Ciononostante, grazie alle più che buone interpretazioni attoriali e a un’atmosfera di tetro realismo, se dal punto di vista prettamente tecnico il cineasta di Amburgo ottiene un discreto risultato, da quello divulgativo l’esito è decisamente encomiabile. La figura dello psichiatra, direttore dell’ospedale in cui Lossa è ricoverato, o il personaggio dell’angelica infermiera chiamata per procurare la ‘morte pietosa’ tramite iniezioni di barbiturici, racchiudono quei busillis a cui ancora oggi non si è riusciti a dare risposta: questi uomini, o donne, di scienza, credevano veramente nel bene dell’eugenetica hitleriana a fini umanitari? E, se la risposta fosse un si, le loro colpe sarebbero dunque minori? L'assurdità è che il Governo di Hitler poté concepire un simile piano perché le sue idee poggiavano su basi scientifiche, politiche e culturali diffuse all’epoca in Paesi civilissimi, basti pensare che leggi di sterilizzazione coatta ‘dedicate’ ai portatori di handicap mentali esistevano anche negli Stati Uniti, in Svezia, e in Svizzera.
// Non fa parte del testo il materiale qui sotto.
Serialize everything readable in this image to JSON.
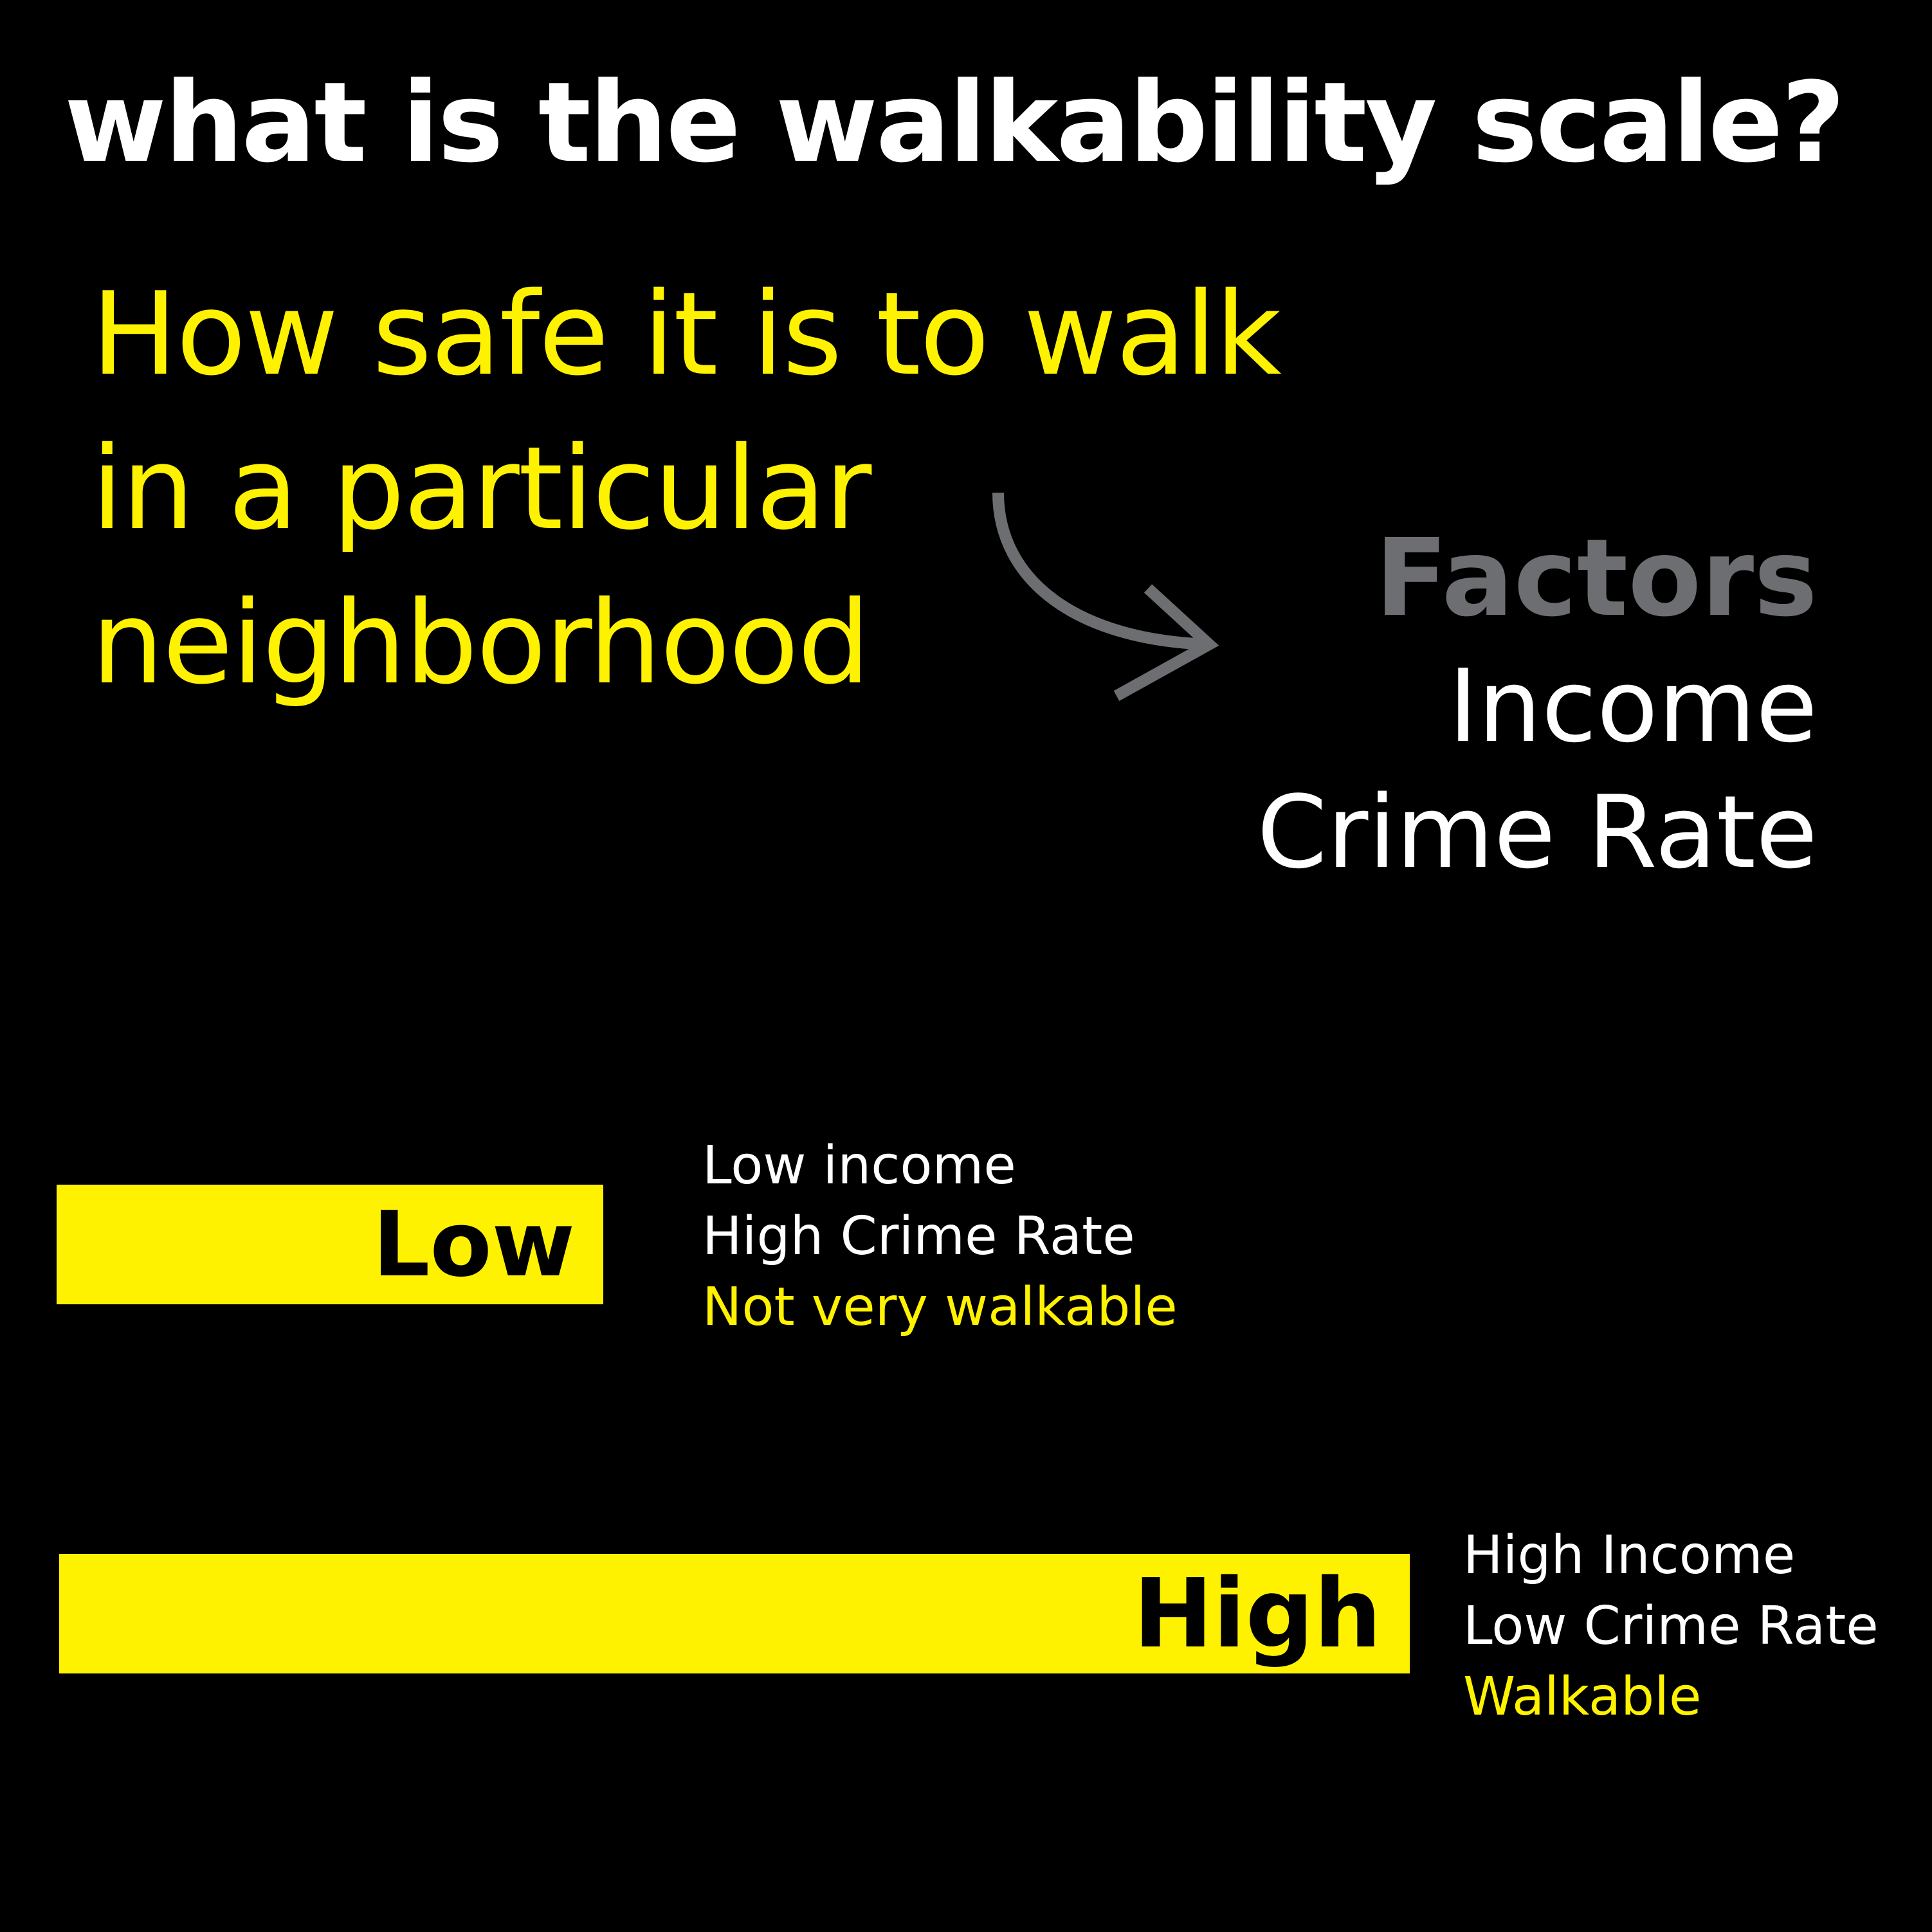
{
  "title": "what is the walkability scale?",
  "definition": {
    "lines": [
      "How safe it is to walk",
      "in a particular",
      "neighborhood"
    ]
  },
  "factors": {
    "heading": "Factors",
    "items": [
      "Income",
      "Crime Rate"
    ]
  },
  "scale": {
    "low": {
      "label": "Low",
      "income": "Low income",
      "crime": "High Crime Rate",
      "verdict": "Not very walkable"
    },
    "high": {
      "label": "High",
      "income": "High Income",
      "crime": "Low Crime Rate",
      "verdict": "Walkable"
    }
  },
  "colors": {
    "background": "#000000",
    "accent": "#fff200",
    "text": "#ffffff",
    "muted": "#6d6e71",
    "bar_text": "#000000"
  },
  "icons": {
    "arrow": "curved-arrow-right-icon"
  }
}
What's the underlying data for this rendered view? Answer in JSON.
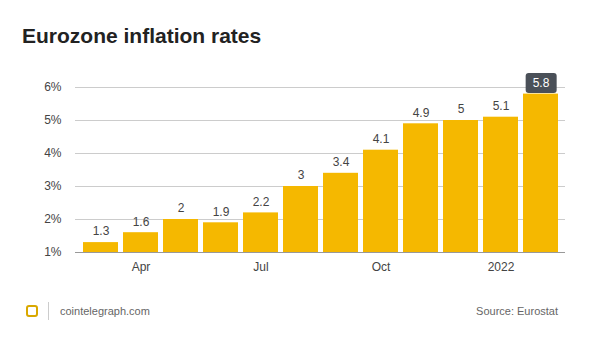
{
  "chart_data": {
    "type": "bar",
    "title": "Eurozone inflation rates",
    "categories": [
      null,
      "Apr",
      null,
      null,
      "Jul",
      null,
      null,
      "Oct",
      null,
      null,
      "2022",
      null
    ],
    "values": [
      1.3,
      1.6,
      2.0,
      1.9,
      2.2,
      3,
      3.4,
      4.1,
      4.9,
      5,
      5.1,
      5.8
    ],
    "color": "#f5b800",
    "ylim": [
      1,
      6
    ],
    "yticks": [
      {
        "value": 1,
        "label": "1%"
      },
      {
        "value": 2,
        "label": "2%"
      },
      {
        "value": 3,
        "label": "3%"
      },
      {
        "value": 4,
        "label": "4%"
      },
      {
        "value": 5,
        "label": "5%"
      },
      {
        "value": 6,
        "label": "6%"
      }
    ],
    "grid": true,
    "data_labels": true,
    "footer": "cointelegraph.com",
    "source": "Source: Eurostat"
  }
}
A causa dell'Aktion T4 – abbreviazione di "Tiergartenstrasse 4", indirizzo e numero civico di Berlino dove era situato il quartier generale dall'Ente pubblico per la salute e l'assistenza sociale – furono uccise oltre 70.000 persone, 5000 delle quali bambini, il cui unico torto era quello di essere malate, e per questo ritenute “vite non degne di essere vissute”. Ma l'estrema gravità sta nel fatto che a ricoprire il ruolo di assassini furono coloro che, per etica professionale, avrebbero dovuto prendersi cura dei più deboli in tutt’altra maniera: i medici. L’Euthanasieerlass (‘Decreto di Eutanasia’), firmato dal Führer il 1°Settembre 1939, venne sospeso il 24 Agosto 1941 perché l’opinione pubblica, che iniziava a capire cosa stesse accadendo, si oppose alla mattanza. La strage di innocenti continuò però indisturbata fino al termine del conflitto, contribuendo così ad aumentare notevolmente il numero delle vittime.
Nebbia in Agosto non è perfetto, ma il valore di un film va a volte al di là dell’aspetto tecnico, e questo è il caso: un’opera in memoria dei troppi Ernst Lossa uccisi barbaramente dalla cieca presunzione dell’uomo di sostituirsi alla natura, se non addirittura a Dio.